Dass ein gerichtlicher Vergleich (außer eine Prozesshandlung auch) einen zivilrechtlichen Vertrag darstellt, entspricht der ständigen Rechtsprechung (RIS-Justiz RS0032587; RS0024972; 1 Ob 98/99i).

2.2 Die Klägerin kann sich auch nicht etwa auf die herrschende Lehre berufen. Gitschthaler (in Rechberger 3 §§ 204 - 206 ZPO Rz 16) vertritt klar die Ansicht, dass ohne pflegschaftsbehördliche Genehmigung keine Prozessfähigkeit gegeben und jeder genehmigungspflichtige Vergleich ex lege suspensiv bedingt sei, auch wenn die Bedingung der Genehmigung nicht beigesetzt worden sei. Die Auffassung, der Vergleich wäre auch ohne Genehmigung wirksam, wenn er nicht bedingt abgeschlossen worden sei, sei abzulehnen, weil sie nicht auf den Grundsatz Bedacht nehme, dass nur eine prozessfähige Partei rechtsgültig einen Vergleich abschließen könne. Klicka (aaO Rz 23) vertritt dieselbe Meinung.

2.3 Nachdem der Beklagten schon vor Einleitung des vorliegenden Verfahrens eine Sachwalterin für alle Angelegenheiten bestellt (s auch den Hinweis auf die Sachwalterin in den Einwendungen ON 6) und dem Vergleich vom 10. 7. 2008 die pflegschaftsgerichtliche Genehmigung versagt worden war, vermag die Klägerin mit ihren Ausführungen zur angeblichen Wirksamkeit des Vergleichs somit keine erhebliche Rechtsfrage aufzuzeigen. Das Gleiche gilt für den behaupteten Feststellungsmangel zum Vergleichsabschluss „durch den unbeschränkt bevollmächtigten Prozessvertreter der Beklagten“.

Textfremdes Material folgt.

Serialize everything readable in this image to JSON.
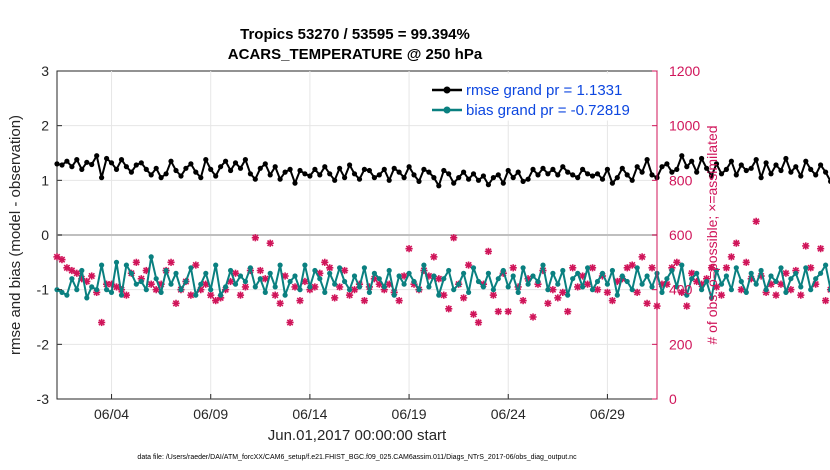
{
  "chart_data": {
    "type": "line",
    "title_line1": "Tropics 53270 / 53595 = 99.394%",
    "title_line2": "ACARS_TEMPERATURE @ 250 hPa",
    "ylabel": "rmse and bias (model - observation)",
    "ylabel_right": "# of obs: o=possible; ×=assimilated",
    "xlabel": "Jun.01,2017 00:00:00 start",
    "footer": "data file: /Users/raeder/DAI/ATM_forcXX/CAM6_setup/f.e21.FHIST_BGC.f09_025.CAM6assim.011/Diags_NTrS_2017-06/obs_diag_output.nc",
    "ylim": [
      -3,
      3
    ],
    "ylim_right": [
      0,
      1200
    ],
    "y_ticks": [
      "3",
      "2",
      "1",
      "0",
      "-1",
      "-2",
      "-3"
    ],
    "y_right_ticks": [
      "1200",
      "1000",
      "800",
      "600",
      "400",
      "200",
      "0"
    ],
    "x_tick_labels": [
      "06/04",
      "06/09",
      "06/14",
      "06/19",
      "06/24",
      "06/29"
    ],
    "x_tick_days": [
      4,
      9,
      14,
      19,
      24,
      29
    ],
    "x_range_days": [
      1.25,
      31.5
    ],
    "step_days": 0.25,
    "legend": [
      "rmse grand pr = 1.1331",
      "bias grand pr = -0.72819"
    ],
    "colors": {
      "rmse": "#000000",
      "bias": "#0a8080",
      "obs": "#d0155a",
      "zero": "#bfbfbf"
    },
    "series": [
      {
        "name": "rmse",
        "values": [
          1.3,
          1.28,
          1.35,
          1.25,
          1.38,
          1.2,
          1.33,
          1.29,
          1.45,
          1.05,
          1.4,
          1.32,
          1.2,
          1.38,
          1.25,
          1.15,
          1.28,
          1.32,
          1.2,
          1.1,
          1.22,
          1.05,
          1.12,
          1.35,
          1.18,
          1.08,
          1.22,
          1.3,
          1.15,
          1.05,
          1.38,
          1.2,
          1.08,
          1.25,
          1.35,
          1.18,
          1.32,
          1.22,
          1.38,
          1.12,
          1.02,
          1.22,
          1.3,
          1.1,
          1.25,
          1.02,
          1.15,
          1.2,
          0.95,
          1.18,
          1.12,
          1.08,
          1.2,
          1.1,
          1.25,
          1.12,
          1.0,
          1.22,
          1.05,
          1.28,
          1.12,
          1.02,
          1.2,
          1.18,
          1.05,
          1.1,
          1.2,
          1.0,
          1.22,
          1.15,
          1.05,
          1.25,
          1.1,
          0.98,
          1.2,
          1.15,
          1.05,
          0.9,
          1.18,
          1.12,
          0.95,
          1.05,
          1.15,
          1.02,
          1.12,
          1.0,
          1.08,
          0.92,
          1.05,
          1.1,
          0.95,
          1.18,
          1.05,
          1.15,
          0.98,
          1.02,
          1.2,
          1.1,
          1.22,
          1.12,
          1.2,
          1.1,
          1.25,
          1.15,
          1.1,
          1.05,
          1.2,
          1.12,
          1.08,
          1.12,
          1.02,
          1.2,
          0.95,
          1.05,
          1.22,
          1.1,
          1.0,
          1.25,
          1.15,
          1.38,
          1.1,
          1.05,
          1.25,
          1.3,
          1.15,
          1.2,
          1.45,
          1.25,
          1.35,
          1.15,
          1.4,
          1.22,
          1.08,
          1.3,
          1.12,
          1.2,
          1.35,
          1.1,
          1.28,
          1.18,
          1.22,
          1.38,
          1.05,
          1.32,
          1.12,
          1.28,
          1.18,
          1.4,
          1.15,
          1.25,
          1.08,
          1.35,
          1.2,
          1.1,
          1.28,
          1.15,
          0.98,
          1.2,
          1.1,
          1.05,
          1.25,
          1.15,
          1.32,
          1.2,
          1.05,
          1.15,
          1.38,
          1.05,
          1.28,
          1.12,
          1.22,
          1.3,
          1.1,
          1.2,
          1.42,
          1.28,
          1.15,
          1.4,
          1.32,
          1.2,
          1.35,
          1.25,
          1.1,
          1.3,
          1.2,
          1.15,
          1.28,
          1.4,
          1.18,
          1.3,
          1.25,
          1.1,
          1.32,
          1.2,
          1.15,
          1.05,
          1.25,
          1.38,
          1.22,
          1.1,
          1.28,
          1.2,
          1.35,
          1.15,
          1.25,
          1.1,
          1.3,
          1.22,
          1.15,
          1.25,
          1.2,
          1.12
        ]
      },
      {
        "name": "bias",
        "values": [
          -1.0,
          -1.05,
          -1.1,
          -0.8,
          -1.0,
          -0.65,
          -1.15,
          -0.95,
          -1.0,
          -0.55,
          -1.0,
          -1.05,
          -0.5,
          -1.1,
          -0.55,
          -0.7,
          -0.9,
          -0.85,
          -1.0,
          -0.4,
          -0.8,
          -1.05,
          -0.65,
          -0.9,
          -0.7,
          -1.0,
          -0.85,
          -0.6,
          -1.1,
          -0.9,
          -0.7,
          -1.0,
          -0.55,
          -1.1,
          -0.95,
          -0.65,
          -0.9,
          -0.75,
          -0.85,
          -0.6,
          -0.95,
          -0.8,
          -1.05,
          -0.7,
          -0.95,
          -0.55,
          -1.1,
          -0.85,
          -0.75,
          -1.0,
          -0.55,
          -0.95,
          -0.65,
          -0.8,
          -1.05,
          -0.7,
          -0.9,
          -0.6,
          -0.85,
          -1.0,
          -0.75,
          -0.95,
          -0.6,
          -1.05,
          -0.7,
          -0.8,
          -0.95,
          -0.65,
          -1.1,
          -0.75,
          -0.9,
          -0.7,
          -0.85,
          -1.0,
          -0.55,
          -0.95,
          -0.75,
          -1.1,
          -0.8,
          -0.65,
          -1.0,
          -0.9,
          -0.7,
          -1.05,
          -0.6,
          -0.85,
          -0.95,
          -0.7,
          -1.0,
          -0.8,
          -0.65,
          -0.95,
          -0.75,
          -1.05,
          -0.6,
          -0.9,
          -0.75,
          -0.85,
          -0.55,
          -1.0,
          -0.7,
          -0.9,
          -0.65,
          -1.1,
          -0.8,
          -0.7,
          -0.95,
          -0.6,
          -1.0,
          -0.85,
          -0.7,
          -0.9,
          -0.65,
          -1.1,
          -0.75,
          -0.85,
          -1.0,
          -0.6,
          -0.9,
          -0.75,
          -0.95,
          -0.7,
          -1.05,
          -0.8,
          -0.65,
          -0.95,
          -0.55,
          -1.1,
          -0.8,
          -0.7,
          -1.0,
          -0.85,
          -1.15,
          -0.65,
          -0.9,
          -0.75,
          -1.0,
          -0.6,
          -0.85,
          -1.05,
          -0.7,
          -0.9,
          -0.65,
          -1.0,
          -0.75,
          -0.85,
          -0.6,
          -1.05,
          -0.8,
          -0.7,
          -0.95,
          -0.6,
          -1.0,
          -0.8,
          -0.7,
          -0.55,
          -1.0,
          -0.8,
          -0.95,
          -0.7,
          -1.05,
          -0.85,
          -0.65,
          -0.9,
          -0.75,
          -0.55,
          -1.0,
          -0.8,
          -0.9,
          -0.65,
          -1.05,
          -0.75,
          -0.85,
          -0.95,
          -0.7,
          -0.9,
          -1.05,
          -0.8,
          -0.65,
          -0.95,
          -0.75,
          -1.1,
          -0.8,
          -0.7,
          -0.95,
          -0.85,
          -0.6,
          -1.0,
          -0.75,
          -0.85,
          -1.05,
          -0.7,
          -0.9,
          -0.6,
          -0.95,
          -0.8,
          -0.65,
          -1.0,
          -0.75,
          -0.9,
          -0.8,
          -0.7,
          -0.95,
          -0.85,
          -0.7,
          -1.0,
          -0.8,
          -0.65,
          -0.95,
          -0.75,
          -0.9,
          -0.65
        ]
      },
      {
        "name": "obs_count",
        "values": [
          520,
          510,
          480,
          470,
          460,
          440,
          430,
          450,
          390,
          280,
          420,
          420,
          410,
          400,
          380,
          460,
          500,
          440,
          470,
          420,
          400,
          420,
          470,
          500,
          350,
          400,
          430,
          380,
          490,
          400,
          420,
          380,
          360,
          370,
          400,
          430,
          460,
          380,
          410,
          470,
          590,
          470,
          440,
          570,
          380,
          350,
          450,
          280,
          410,
          360,
          430,
          400,
          410,
          460,
          500,
          480,
          370,
          410,
          470,
          380,
          400,
          420,
          360,
          410,
          440,
          420,
          400,
          420,
          390,
          360,
          450,
          550,
          420,
          400,
          470,
          450,
          520,
          440,
          380,
          330,
          590,
          420,
          370,
          490,
          310,
          280,
          420,
          540,
          380,
          320,
          460,
          320,
          480,
          410,
          360,
          440,
          300,
          420,
          470,
          350,
          400,
          370,
          390,
          320,
          480,
          410,
          450,
          420,
          480,
          400,
          450,
          390,
          360,
          430,
          440,
          480,
          490,
          390,
          520,
          350,
          480,
          340,
          420,
          420,
          480,
          500,
          390,
          340,
          460,
          430,
          420,
          440,
          480,
          410,
          380,
          480,
          520,
          570,
          400,
          500,
          440,
          650,
          450,
          390,
          420,
          380,
          420,
          460,
          400,
          470,
          380,
          560,
          480,
          420,
          550,
          360,
          400,
          430,
          440,
          420,
          390,
          370,
          490,
          420,
          420,
          440,
          500,
          480,
          420,
          380,
          450,
          420,
          500,
          380,
          340,
          480,
          420,
          420,
          440,
          400,
          460,
          440,
          640,
          440,
          500,
          520,
          610,
          410,
          390,
          440,
          510,
          380,
          500,
          450,
          470,
          420,
          430,
          480,
          520,
          370,
          460,
          440,
          500,
          410,
          480,
          480,
          450,
          480,
          420,
          370,
          480,
          680,
          410,
          460,
          500,
          410,
          370,
          430,
          350,
          400,
          420,
          490,
          450,
          390,
          400,
          420,
          480,
          430,
          0
        ]
      }
    ]
  }
}
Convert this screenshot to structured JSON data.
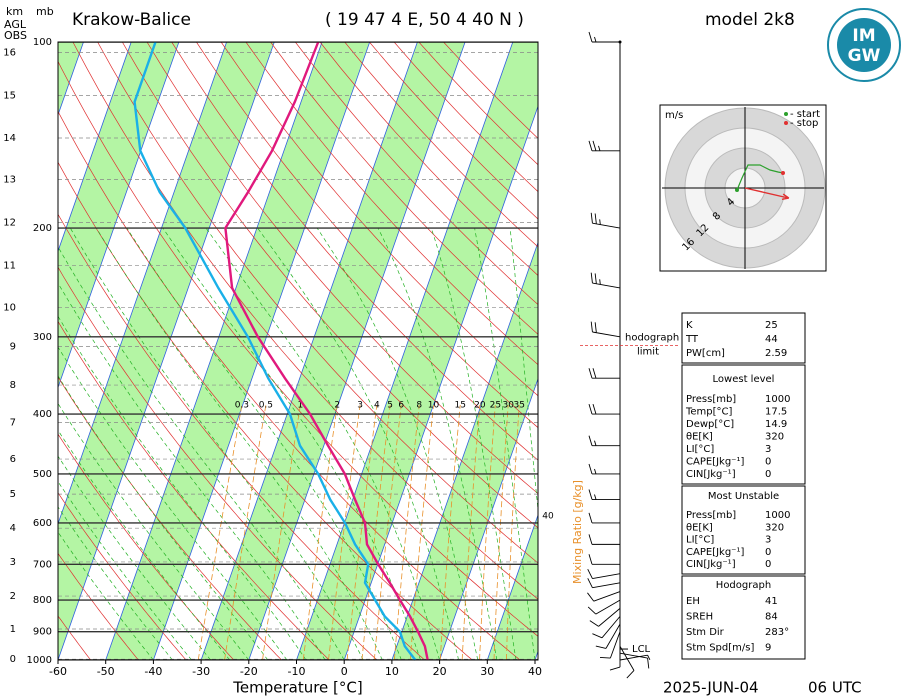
{
  "chart_data": {
    "type": "skewt",
    "title": "Krakow-Balice",
    "location": "( 19 47 4 E, 50 4 40 N )",
    "model": "model 2k8",
    "logo": [
      "IM",
      "GW"
    ],
    "x_label": "Temperature [°C]",
    "date": "2025-JUN-04",
    "time": "06 UTC",
    "xlim": [
      -60,
      40
    ],
    "xticks": [
      -60,
      -50,
      -40,
      -30,
      -20,
      -10,
      0,
      10,
      20,
      30,
      40
    ],
    "ylim": [
      1000,
      100
    ],
    "yunit": "mb",
    "yticks": [
      100,
      200,
      300,
      400,
      500,
      600,
      700,
      800,
      900,
      1000
    ],
    "km_axis": {
      "unit": "km",
      "label_lines": [
        "AGL",
        "OBS"
      ],
      "ticks": [
        0,
        1,
        2,
        3,
        4,
        5,
        6,
        7,
        8,
        9,
        10,
        11,
        12,
        13,
        14,
        15,
        16
      ],
      "pressure": [
        997,
        891,
        788,
        694,
        612,
        539,
        473,
        413,
        359,
        311,
        269,
        230,
        196,
        167,
        143,
        122,
        104
      ]
    },
    "pressure": [
      1000,
      950,
      900,
      850,
      800,
      750,
      700,
      650,
      600,
      550,
      500,
      450,
      400,
      350,
      300,
      250,
      200,
      175,
      150,
      125,
      100
    ],
    "series": [
      {
        "color": "#e0197d",
        "values": [
          17.5,
          15.9,
          13.4,
          10.6,
          7.3,
          3.9,
          0.1,
          -3.7,
          -5.7,
          -9.5,
          -13.5,
          -19.1,
          -25.2,
          -33.1,
          -41.8,
          -50.8,
          -56.6,
          -54.5,
          -52.5,
          -51.3,
          -50.8
        ]
      },
      {
        "color": "#1ab0e8",
        "values": [
          14.9,
          11.7,
          9.6,
          5.3,
          2.1,
          -1.3,
          -2,
          -6.2,
          -9.9,
          -14.7,
          -19.1,
          -25,
          -29.4,
          -36.6,
          -43.9,
          -53.7,
          -65,
          -73,
          -80.1,
          -84.9,
          -84.9
        ]
      }
    ],
    "mixing_ratio": {
      "label": "Mixing Ratio [g/kg]",
      "color": "#e8902a",
      "values": [
        0.3,
        0.5,
        1,
        2,
        3,
        4,
        5,
        6,
        8,
        10,
        15,
        20,
        25,
        30,
        35
      ]
    },
    "moist_label": "40",
    "lcl": {
      "label": "LCL",
      "pressure": 960
    },
    "hodograph_limit": {
      "label": [
        "hodograph",
        "limit"
      ],
      "pressure": 310
    },
    "winds": {
      "pressure": [
        1000,
        975,
        950,
        925,
        900,
        875,
        850,
        825,
        800,
        775,
        750,
        725,
        700,
        650,
        600,
        550,
        500,
        450,
        400,
        350,
        300,
        250,
        200,
        150,
        100
      ],
      "direction": [
        80,
        100,
        150,
        180,
        200,
        210,
        220,
        230,
        240,
        250,
        260,
        260,
        270,
        270,
        270,
        270,
        270,
        270,
        270,
        270,
        280,
        280,
        280,
        270,
        270
      ],
      "speed": [
        5,
        10,
        10,
        10,
        10,
        10,
        10,
        10,
        10,
        10,
        10,
        10,
        10,
        10,
        10,
        15,
        15,
        15,
        20,
        20,
        20,
        25,
        25,
        25,
        15
      ]
    },
    "hodograph": {
      "unit": "m/s",
      "start": "- start",
      "stop": "- stop",
      "rings": [
        4,
        8,
        12,
        16
      ],
      "u": [
        -1.6,
        -0.6,
        0.6,
        3,
        5,
        6.6,
        7.6
      ],
      "v": [
        -0.4,
        2,
        4.6,
        4.6,
        3.6,
        3.2,
        3
      ]
    }
  },
  "indices": {
    "general": [
      [
        "K",
        25
      ],
      [
        "TT",
        44
      ],
      [
        "PW[cm]",
        2.59
      ]
    ],
    "lowest": {
      "title": "Lowest level",
      "rows": [
        [
          "Press[mb]",
          1000
        ],
        [
          "Temp[°C]",
          17.5
        ],
        [
          "Dewp[°C]",
          14.9
        ],
        [
          "θE[K]",
          320
        ],
        [
          "LI[°C]",
          3
        ],
        [
          "CAPE[Jkg⁻¹]",
          0
        ],
        [
          "CIN[Jkg⁻¹]",
          0
        ]
      ]
    },
    "unstable": {
      "title": "Most Unstable",
      "rows": [
        [
          "Press[mb]",
          1000
        ],
        [
          "θE[K]",
          320
        ],
        [
          "LI[°C]",
          3
        ],
        [
          "CAPE[Jkg⁻¹]",
          0
        ],
        [
          "CIN[Jkg⁻¹]",
          0
        ]
      ]
    },
    "hodo": {
      "title": "Hodograph",
      "rows": [
        [
          "EH",
          41
        ],
        [
          "SREH",
          84
        ],
        [
          "Stm Dir",
          {
            "value": 283,
            "label": "283°"
          }
        ],
        [
          "Stm Spd[m/s]",
          9
        ]
      ]
    }
  }
}
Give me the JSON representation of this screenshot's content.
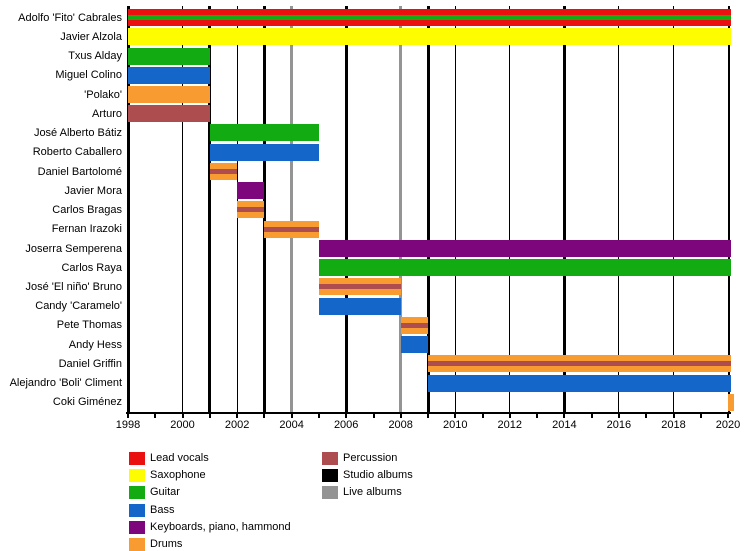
{
  "chart_data": {
    "type": "timeline",
    "title": "",
    "x_axis": {
      "min": 1998,
      "max": 2020,
      "tick_step": 1,
      "label_step": 2,
      "tick_labels": [
        "1998",
        "2000",
        "2002",
        "2004",
        "2006",
        "2008",
        "2010",
        "2012",
        "2014",
        "2016",
        "2018",
        "2020"
      ]
    },
    "members": [
      {
        "name": "Adolfo 'Fito' Cabrales",
        "start": 1998,
        "end": 2020,
        "roles": [
          "lead_vocals",
          "guitar"
        ]
      },
      {
        "name": "Javier Alzola",
        "start": 1998,
        "end": 2020,
        "roles": [
          "saxophone"
        ]
      },
      {
        "name": "Txus Alday",
        "start": 1998,
        "end": 2001,
        "roles": [
          "guitar"
        ]
      },
      {
        "name": "Miguel Colino",
        "start": 1998,
        "end": 2001,
        "roles": [
          "bass"
        ]
      },
      {
        "name": "'Polako'",
        "start": 1998,
        "end": 2001,
        "roles": [
          "drums"
        ]
      },
      {
        "name": "Arturo",
        "start": 1998,
        "end": 2001,
        "roles": [
          "percussion"
        ]
      },
      {
        "name": "José Alberto Bátiz",
        "start": 2001,
        "end": 2005,
        "roles": [
          "guitar"
        ]
      },
      {
        "name": "Roberto Caballero",
        "start": 2001,
        "end": 2005,
        "roles": [
          "bass"
        ]
      },
      {
        "name": "Daniel Bartolomé",
        "start": 2001,
        "end": 2002,
        "roles": [
          "drums",
          "percussion"
        ]
      },
      {
        "name": "Javier Mora",
        "start": 2002,
        "end": 2003,
        "roles": [
          "keyboards"
        ]
      },
      {
        "name": "Carlos Bragas",
        "start": 2002,
        "end": 2003,
        "roles": [
          "drums",
          "percussion"
        ]
      },
      {
        "name": "Fernan Irazoki",
        "start": 2003,
        "end": 2005,
        "roles": [
          "drums",
          "percussion"
        ]
      },
      {
        "name": "Joserra Semperena",
        "start": 2005,
        "end": 2020,
        "roles": [
          "keyboards"
        ]
      },
      {
        "name": "Carlos Raya",
        "start": 2005,
        "end": 2020,
        "roles": [
          "guitar"
        ]
      },
      {
        "name": "José 'El niño' Bruno",
        "start": 2005,
        "end": 2008,
        "roles": [
          "drums",
          "percussion"
        ]
      },
      {
        "name": "Candy 'Caramelo'",
        "start": 2005,
        "end": 2008,
        "roles": [
          "bass"
        ]
      },
      {
        "name": "Pete Thomas",
        "start": 2008,
        "end": 2009,
        "roles": [
          "drums",
          "percussion"
        ]
      },
      {
        "name": "Andy Hess",
        "start": 2008,
        "end": 2009,
        "roles": [
          "bass"
        ]
      },
      {
        "name": "Daniel Griffin",
        "start": 2009,
        "end": 2020,
        "roles": [
          "drums",
          "percussion"
        ]
      },
      {
        "name": "Alejandro 'Boli' Climent",
        "start": 2009,
        "end": 2020,
        "roles": [
          "bass"
        ]
      },
      {
        "name": "Coki Giménez",
        "start": 2020,
        "end": 2020,
        "roles": [
          "drums"
        ]
      }
    ],
    "studio_album_years": [
      1998,
      2001,
      2003,
      2006,
      2009,
      2014
    ],
    "live_album_years": [
      2004,
      2008
    ],
    "minor_gridline_years": [
      2000,
      2002,
      2010,
      2012,
      2016,
      2018
    ],
    "legend": {
      "column1": [
        {
          "label": "Lead vocals",
          "role": "lead_vocals"
        },
        {
          "label": "Saxophone",
          "role": "saxophone"
        },
        {
          "label": "Guitar",
          "role": "guitar"
        },
        {
          "label": "Bass",
          "role": "bass"
        },
        {
          "label": "Keyboards, piano, hammond",
          "role": "keyboards"
        },
        {
          "label": "Drums",
          "role": "drums"
        }
      ],
      "column2": [
        {
          "label": "Percussion",
          "role": "percussion"
        },
        {
          "label": "Studio albums",
          "role": "studio_albums"
        },
        {
          "label": "Live albums",
          "role": "live_albums"
        }
      ]
    }
  },
  "colors": {
    "lead_vocals": "#ea1010",
    "saxophone": "#fdfd00",
    "guitar": "#12ab12",
    "bass": "#1467c8",
    "keyboards": "#7d067d",
    "drums": "#f89b30",
    "percussion": "#ad4d4f",
    "studio_albums": "#000000",
    "live_albums": "#949494",
    "axis": "#000000",
    "minor_gridline": "#000000"
  },
  "layout_hints": {
    "grid": "vertical lines only",
    "legend_position": "bottom",
    "bar_order": "top to bottom in member order"
  }
}
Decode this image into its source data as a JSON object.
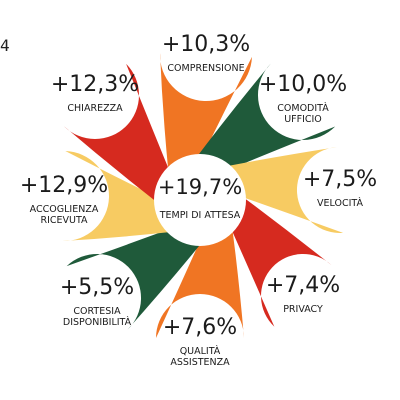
{
  "edge_fragment": "4",
  "center": {
    "value": "+19,7%",
    "label": [
      "TEMPI DI ATTESA"
    ]
  },
  "petals": [
    {
      "id": "comprensione",
      "value": "+10,3%",
      "label": [
        "COMPRENSIONE"
      ],
      "color": "#f07523"
    },
    {
      "id": "comodita-ufficio",
      "value": "+10,0%",
      "label": [
        "COMODITÀ",
        "UFFICIO"
      ],
      "color": "#1f5a3a"
    },
    {
      "id": "velocita",
      "value": "+7,5%",
      "label": [
        "VELOCITÀ"
      ],
      "color": "#f7cb62"
    },
    {
      "id": "privacy",
      "value": "+7,4%",
      "label": [
        "PRIVACY"
      ],
      "color": "#d62a1f"
    },
    {
      "id": "qualita-assistenza",
      "value": "+7,6%",
      "label": [
        "QUALITÀ",
        "ASSISTENZA"
      ],
      "color": "#f07523"
    },
    {
      "id": "cortesia-disponibilita",
      "value": "+5,5%",
      "label": [
        "CORTESIA",
        "DISPONIBILITÀ"
      ],
      "color": "#1f5a3a"
    },
    {
      "id": "accoglienza-ricevuta",
      "value": "+12,9%",
      "label": [
        "ACCOGLIENZA",
        "RICEVUTA"
      ],
      "color": "#f7cb62"
    },
    {
      "id": "chiarezza",
      "value": "+12,3%",
      "label": [
        "CHIAREZZA"
      ],
      "color": "#d62a1f"
    }
  ]
}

3. Die von den Vorinstanzen dargelegten Grundsätze zur Frage, unter welchen Voraussetzungen eine Haftung als Bürge und Zahler gemäß § 1357 ABGB „wechselmäßig unterlegt“ wird und daher die Übernahme einer Wechselbürgschaft auch eine Haftung nach bürgerlichem Recht begründen kann, die den Bürgen (ausnahmsweise) zu Einwendungen aus dem bürgerlichen Recht gegen den Wechselzahlungsauftrag berechtigt (8 Ob 31/05z), zieht die Klägerin nicht in Zweifel. Der Hinweis in der außerordentlichen Revision, dass im konkreten Fall keine wechselmäßig unterlegte Bürgschaft nach § 1357 ABGB vorliege, legt den Einzelfallbezug selbst offen. Ob über die unstrittige Bürgenhaftung nach § 1357 ABGB und die Wechselbürgenhaftung getrennte Vereinbarungen geschlossen wurden, bleibt unerheblich. Maßgebend ist vielmehr, ob aufgrund eines inneren Sachzusammenhangs die Vereinbarungen als Einheit zu betrachten sind. Die Ansicht der Klägerin, die Beklagte habe die Krediturkunden nur als Wechselbürgin unterzeichnet, weshalb sie auch nur die Mithaftung als Wechselbürgin übernommen habe, stellt ein bloßes Formalargument dar. Außerdem übersieht die Klägerin, dass nach den Feststellungen schon im Text des Kreditvertrags vom 25. 8. 1998 (Beilage ./H) festgehalten wurde, dass die Beklagte die Wechselbürgschaft durch Mitunterfertigung des Rektaakzepts und die Bürge- und Zahlerhaftung gemäß § 1357 ABGB (laut gesonderter Vereinbarung) übernimmt. Dies gilt im Übrigen auch für den - unstrittigen (vgl RIS-Justiz RS0121557) - Kreditvertrag vom 22. 7. 1997 (Beilage ./E).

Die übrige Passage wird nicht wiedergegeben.